Detection and monitoring in production

Alert on `kube_pod_container_status_restarts_total` rate (Prometheus + kube-state-metrics) — a pod restarting more than ~5 times in 10 minutes is in or near CrashLoopBackOff regardless of the official phase. Pair with an OOMKill alert (`container_oom_events_total`). Track CrashLoopBackOff incidents by deployment to spot bad releases fast — a fresh deploy that immediately CrashLoops should auto-rollback.

Related errors

Frequently asked questions

What's the back-off interval in CrashLoopBackOff? +

Exponential, doubling each failure: 10s, 20s, 40s, 80s, 160s, 320s, capped at 5 minutes. Starts over after the container has been running for at least 10 minutes (the kubelet considers it 'recovered' at that point). The backoff is per-container, not per-pod, so multi-container pods can have one container looping while others are healthy.

How do I see logs from a container that's restarting? +

`kubectl logs <pod> --previous` is the key flag — it shows logs from the most recently terminated container instance. Without `--previous` you get the currently-running (likely just-started, no useful logs yet) instance. For multi-container pods, add `-c <container>`. For deeper investigation, ship logs to a centralized log store (Loki, Datadog) so the previous-instance log is available even after the pod is replaced.

My pod CrashLoopBackOffs but `kubectl logs --previous` is empty. +

The container died before logging anything — usually the entrypoint binary doesn't exist (typo in `command:`), the image's CMD points at a non-existent file, or the container can't even start (e.g., volume mount failure). Check `kubectl describe pod` Events for `Failed to start container` or `MountVolume failed`. Also try `kubectl debug` to launch an ephemeral container in the pod for inspection.
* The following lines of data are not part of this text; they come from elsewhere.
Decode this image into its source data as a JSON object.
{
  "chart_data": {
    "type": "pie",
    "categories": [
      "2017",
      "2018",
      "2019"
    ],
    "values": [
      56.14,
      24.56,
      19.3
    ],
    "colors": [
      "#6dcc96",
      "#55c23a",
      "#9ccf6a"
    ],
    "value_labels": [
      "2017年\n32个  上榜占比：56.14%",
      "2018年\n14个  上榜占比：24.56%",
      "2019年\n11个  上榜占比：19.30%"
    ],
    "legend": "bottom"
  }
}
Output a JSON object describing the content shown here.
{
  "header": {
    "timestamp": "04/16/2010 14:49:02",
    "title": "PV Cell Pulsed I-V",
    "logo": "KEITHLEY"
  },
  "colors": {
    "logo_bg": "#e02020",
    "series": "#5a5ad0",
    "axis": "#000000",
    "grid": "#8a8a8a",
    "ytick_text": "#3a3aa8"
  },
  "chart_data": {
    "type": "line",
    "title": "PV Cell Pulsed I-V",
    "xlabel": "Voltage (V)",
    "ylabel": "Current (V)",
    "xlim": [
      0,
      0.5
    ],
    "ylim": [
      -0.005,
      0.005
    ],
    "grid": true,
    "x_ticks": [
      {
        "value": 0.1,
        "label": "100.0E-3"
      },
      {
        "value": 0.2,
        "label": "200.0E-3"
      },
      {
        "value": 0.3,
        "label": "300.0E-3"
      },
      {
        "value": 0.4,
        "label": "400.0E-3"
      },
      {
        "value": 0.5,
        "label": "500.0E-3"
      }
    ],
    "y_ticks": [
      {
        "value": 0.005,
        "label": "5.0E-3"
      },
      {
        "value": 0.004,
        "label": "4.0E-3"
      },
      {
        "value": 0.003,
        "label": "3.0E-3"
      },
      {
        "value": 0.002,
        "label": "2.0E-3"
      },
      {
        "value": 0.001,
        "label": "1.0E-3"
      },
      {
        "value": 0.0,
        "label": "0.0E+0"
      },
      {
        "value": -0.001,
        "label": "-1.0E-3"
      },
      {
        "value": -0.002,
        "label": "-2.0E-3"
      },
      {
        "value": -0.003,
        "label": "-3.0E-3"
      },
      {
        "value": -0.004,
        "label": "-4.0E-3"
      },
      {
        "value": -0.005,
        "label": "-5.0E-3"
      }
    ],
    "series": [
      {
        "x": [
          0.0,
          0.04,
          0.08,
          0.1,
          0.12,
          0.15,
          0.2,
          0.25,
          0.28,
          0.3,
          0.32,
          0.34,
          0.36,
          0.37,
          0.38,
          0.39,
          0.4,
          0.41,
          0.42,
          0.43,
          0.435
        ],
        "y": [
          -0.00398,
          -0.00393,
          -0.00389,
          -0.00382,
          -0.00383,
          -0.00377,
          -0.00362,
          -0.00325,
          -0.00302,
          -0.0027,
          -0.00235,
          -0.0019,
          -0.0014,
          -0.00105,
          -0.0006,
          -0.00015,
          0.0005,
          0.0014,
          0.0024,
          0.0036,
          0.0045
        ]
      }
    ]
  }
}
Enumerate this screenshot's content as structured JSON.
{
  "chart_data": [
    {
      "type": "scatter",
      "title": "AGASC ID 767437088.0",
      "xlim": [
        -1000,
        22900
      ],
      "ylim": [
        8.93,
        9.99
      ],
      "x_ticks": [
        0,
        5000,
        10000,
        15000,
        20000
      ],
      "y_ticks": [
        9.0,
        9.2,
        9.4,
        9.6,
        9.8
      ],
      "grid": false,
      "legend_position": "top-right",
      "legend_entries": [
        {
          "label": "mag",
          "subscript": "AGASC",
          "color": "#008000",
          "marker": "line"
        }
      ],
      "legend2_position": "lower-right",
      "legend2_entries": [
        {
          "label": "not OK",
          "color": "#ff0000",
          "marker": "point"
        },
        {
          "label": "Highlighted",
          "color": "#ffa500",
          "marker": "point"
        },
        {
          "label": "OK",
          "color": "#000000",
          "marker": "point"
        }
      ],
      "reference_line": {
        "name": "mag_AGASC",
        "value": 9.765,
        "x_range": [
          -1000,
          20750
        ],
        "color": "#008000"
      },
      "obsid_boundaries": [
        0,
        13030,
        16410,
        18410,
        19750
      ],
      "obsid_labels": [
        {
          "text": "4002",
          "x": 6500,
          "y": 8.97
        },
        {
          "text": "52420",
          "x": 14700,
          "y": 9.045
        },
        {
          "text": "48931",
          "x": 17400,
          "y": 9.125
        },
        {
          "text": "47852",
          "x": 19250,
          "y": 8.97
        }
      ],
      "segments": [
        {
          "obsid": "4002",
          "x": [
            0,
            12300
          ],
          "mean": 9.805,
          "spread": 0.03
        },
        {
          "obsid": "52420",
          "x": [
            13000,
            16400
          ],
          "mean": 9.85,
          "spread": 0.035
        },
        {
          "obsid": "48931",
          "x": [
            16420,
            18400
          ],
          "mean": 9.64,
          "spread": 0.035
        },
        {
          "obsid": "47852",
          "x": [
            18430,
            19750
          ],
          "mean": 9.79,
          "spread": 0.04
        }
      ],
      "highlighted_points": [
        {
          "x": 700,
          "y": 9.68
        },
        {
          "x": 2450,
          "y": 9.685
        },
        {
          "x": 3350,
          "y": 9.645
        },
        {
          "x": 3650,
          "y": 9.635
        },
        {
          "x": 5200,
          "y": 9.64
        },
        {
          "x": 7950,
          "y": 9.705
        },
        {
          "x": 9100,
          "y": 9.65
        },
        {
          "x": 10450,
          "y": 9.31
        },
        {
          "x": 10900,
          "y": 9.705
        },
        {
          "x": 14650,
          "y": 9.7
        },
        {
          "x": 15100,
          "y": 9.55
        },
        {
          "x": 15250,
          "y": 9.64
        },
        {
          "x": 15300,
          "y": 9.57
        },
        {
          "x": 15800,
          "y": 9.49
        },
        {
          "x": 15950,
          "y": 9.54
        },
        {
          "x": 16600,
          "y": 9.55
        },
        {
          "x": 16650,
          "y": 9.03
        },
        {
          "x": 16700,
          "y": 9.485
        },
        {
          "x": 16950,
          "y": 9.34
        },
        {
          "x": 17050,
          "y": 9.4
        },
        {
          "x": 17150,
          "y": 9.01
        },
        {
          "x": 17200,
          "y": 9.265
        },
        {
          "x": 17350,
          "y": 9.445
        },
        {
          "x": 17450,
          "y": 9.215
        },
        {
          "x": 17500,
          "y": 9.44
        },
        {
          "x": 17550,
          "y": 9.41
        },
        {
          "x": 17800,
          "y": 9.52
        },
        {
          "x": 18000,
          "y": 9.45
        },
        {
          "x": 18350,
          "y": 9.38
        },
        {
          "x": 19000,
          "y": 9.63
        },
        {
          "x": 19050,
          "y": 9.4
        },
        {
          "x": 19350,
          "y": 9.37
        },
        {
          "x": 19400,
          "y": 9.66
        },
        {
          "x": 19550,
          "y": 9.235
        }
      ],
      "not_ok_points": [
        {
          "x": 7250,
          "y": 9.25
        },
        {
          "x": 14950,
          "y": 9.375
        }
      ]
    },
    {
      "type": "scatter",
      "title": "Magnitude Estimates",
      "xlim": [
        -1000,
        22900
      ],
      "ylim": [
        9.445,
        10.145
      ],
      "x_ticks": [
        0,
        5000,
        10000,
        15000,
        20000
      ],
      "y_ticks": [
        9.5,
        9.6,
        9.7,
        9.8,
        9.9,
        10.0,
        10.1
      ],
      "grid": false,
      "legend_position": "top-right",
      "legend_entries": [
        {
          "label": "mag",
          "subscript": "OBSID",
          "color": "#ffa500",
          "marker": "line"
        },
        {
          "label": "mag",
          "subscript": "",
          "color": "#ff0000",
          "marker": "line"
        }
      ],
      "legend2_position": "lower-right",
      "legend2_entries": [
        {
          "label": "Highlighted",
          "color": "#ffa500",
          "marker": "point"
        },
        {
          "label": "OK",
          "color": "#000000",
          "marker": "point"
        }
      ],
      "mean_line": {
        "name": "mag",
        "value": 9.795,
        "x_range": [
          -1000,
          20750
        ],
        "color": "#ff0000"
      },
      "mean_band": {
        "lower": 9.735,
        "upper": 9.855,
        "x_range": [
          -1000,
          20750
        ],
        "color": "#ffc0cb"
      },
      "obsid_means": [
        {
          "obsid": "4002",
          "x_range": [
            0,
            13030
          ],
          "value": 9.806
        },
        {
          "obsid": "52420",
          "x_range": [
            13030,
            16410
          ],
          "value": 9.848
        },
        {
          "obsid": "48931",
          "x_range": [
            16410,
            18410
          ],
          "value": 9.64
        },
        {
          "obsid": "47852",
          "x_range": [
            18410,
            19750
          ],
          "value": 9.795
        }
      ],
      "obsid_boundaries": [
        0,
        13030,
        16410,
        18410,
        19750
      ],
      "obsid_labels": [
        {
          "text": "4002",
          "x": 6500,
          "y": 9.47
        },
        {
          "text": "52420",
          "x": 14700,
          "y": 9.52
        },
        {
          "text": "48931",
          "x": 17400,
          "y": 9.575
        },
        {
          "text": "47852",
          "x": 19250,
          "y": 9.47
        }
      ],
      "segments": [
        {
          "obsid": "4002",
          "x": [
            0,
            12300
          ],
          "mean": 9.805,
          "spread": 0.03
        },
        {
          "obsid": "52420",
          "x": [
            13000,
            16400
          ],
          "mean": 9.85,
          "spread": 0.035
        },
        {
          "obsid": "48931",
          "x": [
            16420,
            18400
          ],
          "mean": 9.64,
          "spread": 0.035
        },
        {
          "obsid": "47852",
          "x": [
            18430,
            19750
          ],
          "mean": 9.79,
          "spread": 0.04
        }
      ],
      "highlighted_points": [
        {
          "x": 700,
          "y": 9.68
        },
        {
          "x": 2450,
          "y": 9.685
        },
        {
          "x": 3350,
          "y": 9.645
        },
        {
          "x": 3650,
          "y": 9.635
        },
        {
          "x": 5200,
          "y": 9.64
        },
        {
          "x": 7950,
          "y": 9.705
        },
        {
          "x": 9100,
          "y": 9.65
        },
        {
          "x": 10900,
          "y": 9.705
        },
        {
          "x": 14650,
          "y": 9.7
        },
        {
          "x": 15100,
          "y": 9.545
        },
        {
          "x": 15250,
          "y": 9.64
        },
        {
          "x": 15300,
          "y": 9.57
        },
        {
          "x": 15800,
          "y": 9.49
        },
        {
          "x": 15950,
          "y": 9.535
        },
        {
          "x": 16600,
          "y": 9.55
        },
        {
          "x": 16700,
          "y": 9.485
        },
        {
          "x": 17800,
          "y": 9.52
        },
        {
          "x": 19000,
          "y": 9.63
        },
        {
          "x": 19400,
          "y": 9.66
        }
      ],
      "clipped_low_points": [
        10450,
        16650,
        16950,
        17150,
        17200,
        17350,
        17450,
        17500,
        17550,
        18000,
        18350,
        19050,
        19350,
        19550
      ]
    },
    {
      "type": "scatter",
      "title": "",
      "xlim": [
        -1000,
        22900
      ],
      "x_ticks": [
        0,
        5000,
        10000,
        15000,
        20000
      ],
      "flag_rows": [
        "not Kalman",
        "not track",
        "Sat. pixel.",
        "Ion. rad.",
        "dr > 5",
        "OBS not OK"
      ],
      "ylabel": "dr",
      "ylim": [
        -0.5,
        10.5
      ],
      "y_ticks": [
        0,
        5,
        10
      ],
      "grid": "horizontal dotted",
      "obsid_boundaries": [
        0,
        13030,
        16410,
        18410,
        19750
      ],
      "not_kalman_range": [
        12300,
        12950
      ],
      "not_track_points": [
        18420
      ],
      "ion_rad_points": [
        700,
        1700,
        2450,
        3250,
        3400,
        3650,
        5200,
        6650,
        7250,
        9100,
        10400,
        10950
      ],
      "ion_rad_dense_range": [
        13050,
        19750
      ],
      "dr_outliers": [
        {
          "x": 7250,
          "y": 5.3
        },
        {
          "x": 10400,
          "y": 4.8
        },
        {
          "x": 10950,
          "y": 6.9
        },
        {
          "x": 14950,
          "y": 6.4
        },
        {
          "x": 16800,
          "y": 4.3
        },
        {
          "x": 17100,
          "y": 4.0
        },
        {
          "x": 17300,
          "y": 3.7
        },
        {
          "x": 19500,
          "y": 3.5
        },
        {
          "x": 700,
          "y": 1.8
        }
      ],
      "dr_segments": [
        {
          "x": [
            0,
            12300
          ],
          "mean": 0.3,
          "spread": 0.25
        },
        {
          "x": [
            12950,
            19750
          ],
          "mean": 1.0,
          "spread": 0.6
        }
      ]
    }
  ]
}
What does Exit Code 137 mean? +

137 = 128 + 9, where 9 is SIGKILL. The container was killed forcibly. Most common cause: OOMKilled (cgroup memory limit hit, kernel kills the process). Other causes: kubelet evicting the pod, manual `kubectl delete --grace-period=0`, or the node going down. `kubectl describe pod` distinguishes — `Reason: OOMKilled` vs `Reason: Killed`.

Should I disable the liveness probe to stop CrashLoopBackOff? +

Almost never. If liveness is failing, it's signal — your app isn't healthy. Disabling the probe just hides the issue and lets unhealthy pods receive traffic. The right fix is to make the probe accurately reflect liveness (shallow, doesn't depend on downstreams) and to fix whatever is making the app appear unhealthy.

How is CrashLoopBackOff different from ImagePullBackOff? +

CrashLoopBackOff: the image pulled, the container started, then exited. Your code (or memory limit, or probe) is the issue. ImagePullBackOff: the kubelet couldn't even pull the image. The fix surfaces are completely different — CrashLoopBackOff lives in your app/config, ImagePullBackOff lives in your registry/auth/network.

Will adding restartPolicy: Never fix CrashLoopBackOff? +

It changes the symptom but not the cause. With `restartPolicy: Never`, the pod transitions to `Failed` instead of `CrashLoopBackOff` — but the root cause (your app crashing on boot) is unchanged. For a Deployment, `restartPolicy: Always` is required anyway. Use `Never` only for one-off Job pods where you want to inspect a failed run.

My pod CrashLoops on cold cluster start but works after a few minutes. Why? +

Boot-time dependency race — your app connects to a database/sidecar/etc. that isn't ready yet on cold start. Fix in the app: add retry-with-backoff for boot-time dependencies. Fix in K8s: add an `initContainer` that waits for the dependency (a `wait-for` script), or set `startupProbe` to give the app several minutes before liveness fires.

When to escalate to Kubernetes support

Escalate to platform/SRE only after `kubectl logs --previous` and `kubectl describe pod` confirm the issue is not in your application or config — for example: (a) every container OOMKilled at exactly the same memory regardless of workload (cgroup misconfiguration), (b) liveness probes timing out because the kubelet itself is overloaded (node-level issue), or (c) the same deployment runs fine on some clusters and CrashLoopBackOffs on others (cluster-version or CRI mismatch). For 99% of CrashLoopBackOff cases, the fix lives in your application code or your YAML.